Sunday, January 26, 2014

Educator Ann S. Michaelsen explains the power of student PLNs

While it is no longer unusual for teachers to embrace and understand the value of personal learning networks, few are supporting their students in doing the same. I went on a search for educators involved in this work as part of a chapter I am writing for a book on the topic of student liberation being released by Steve Hargadon later this year,  In the below Q&A you will get a look at the insights from one of these educators.  

As you read what this teacher is doing consider how you might integrate such practices into your work.  If you are already doing this, please share what you are doing in the comments. 
Administrator and teacher Sandvika vgs, high school Oslo Norway. Master in School leadership. Wrote Connected Learners with my students.
Questions
Responses
Why is it important to support children in the development of personal learning networks?

These days children experience a different way to learn and to socialize than we did growing up. Both learning and socializing are slowly melting into one arena and it is very important that we prepare the children for this. It is noticeable who is popular and who is not. Friends on Instagram and Facebook are very visible to everyone and it is difficult to hide from these places. It is the  schools responsibility to show students how important it is to connect and to teach them how to do can it.
How do you support children in the development of PLNs?
My students write blogs. I connect their blogs to my own blog (Teaching Using Web Tools at http://annmic.wordpress.com) and I help them get comments on their blogs from other students around the world. These exchanges are very valuable in the student’s learning. I guide them and show them how they can learn from others.
What advice do you give to students to help them grow their networks?

I tell them to be polite and to respond to all the comments they get. I have been doing this for 5 years now. So far, we have never had any unpleasant encounters.


We discuss how we need to check sources when writing and be sure their articles are trustworthy.
What platforms do you recommend and how are each effective?
All my students have their own blogs and we use Twitter to get in contact with educators around the world and we use Skype to talk.
How has having a PLN helped your students?

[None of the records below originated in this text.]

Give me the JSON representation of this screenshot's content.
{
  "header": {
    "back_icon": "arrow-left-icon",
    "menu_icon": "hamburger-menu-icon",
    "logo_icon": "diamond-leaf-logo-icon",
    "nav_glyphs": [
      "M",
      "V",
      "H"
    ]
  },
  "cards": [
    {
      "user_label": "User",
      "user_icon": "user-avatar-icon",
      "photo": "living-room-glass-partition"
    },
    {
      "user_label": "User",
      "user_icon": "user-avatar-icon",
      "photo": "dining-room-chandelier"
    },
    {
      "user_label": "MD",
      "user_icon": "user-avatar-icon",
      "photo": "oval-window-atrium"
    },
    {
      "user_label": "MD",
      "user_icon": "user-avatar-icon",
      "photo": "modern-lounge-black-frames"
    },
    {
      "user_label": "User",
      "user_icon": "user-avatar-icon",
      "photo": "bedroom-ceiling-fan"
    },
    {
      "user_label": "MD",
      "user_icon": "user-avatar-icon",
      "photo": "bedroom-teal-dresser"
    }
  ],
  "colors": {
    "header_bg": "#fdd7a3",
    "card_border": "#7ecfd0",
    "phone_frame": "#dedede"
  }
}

When we wrote and published out book; Connected Leaners, a step-by-step guide to creating a global network (http://amzn.com/B00CYEFX8E) the students could see how valuable my network was. They realized that this is important for them as well. They learn a lot when they read the comments on their blogs, and when they respond. They realize that connecting is the new way of learning and that it is a good way to get more facts and different sides of the story. Not to rely on textbooks alone, but to connect with people who actually live in different parts of the world.
How has your teaching been affected when your students now have their own learning networks?
The days when the teachers had all the answers and students had to rely on teacher and textbook only are over. Information is everywhere. As a result, students need different qualifications today.  They need to be able to know where to find information, who to trust, and what to use.
Share a couple of the most powerful examples of how a student’s PLN has been of value?

When writing our book we had some students who doubted if this project was worth pursuing. I was able to communicate with Silvia Tolisano (https://twitter.com/langwitches) and she suggested a Skype talk with my students. They prepared some questions in advance.


While talking with Silvia they started to believe in the project and their ability to contribute with a book other educators would consider reading and learning from. Silvia later wrote about our book on her website (http://langwitches.org/blog/?s=connected+learners). It was a valuable moment for the students when they realized the power of being connected.
Have students met members of their PLN face-to-face. If so, how was that? How did you ensure your students are doing so safely?
We have not met anyone from our school PLN face to face. We would love to do so and I would not be afraid of doing so. All we do in class is school related and the people we talk to are educators, students or experts in different fields. Like when we Skyped with Jeremy Gilley from Peace one day (http://annmic.wordpress.com/2013/10/07/world-peace-through-global-campaigns/)
What is your advice to teachers who want to support their students in developing a PLN?

My advice to teachers is to use blogging, twitter and Skype to connect and learn.


It is important to note, however, that there should be a scaffolded approach. First the teacher needs to do this. Once he or she has a personal experience and understand how it works, they are ready to invite students to follow suit. This is important because educators need to be examples for their students. Only then will they see the true value of this.
What else do you feel is important to share?

I think the most important thing to share is this; no matter where you live, the United States, South Africa, China or Norway, we have a lot to learn from each other. It seems like educators in my country Norway tend to think they know it all and that they have all the answers. They don’t! In addition, it is not only when the Pisa results are published that we need to look at what goes on in our schools and try to improve. We need to work on improving all the time and we need to learn from others, both students and teachers! We need to communicate with others and we need to be open to new ideas! Constantly and actively!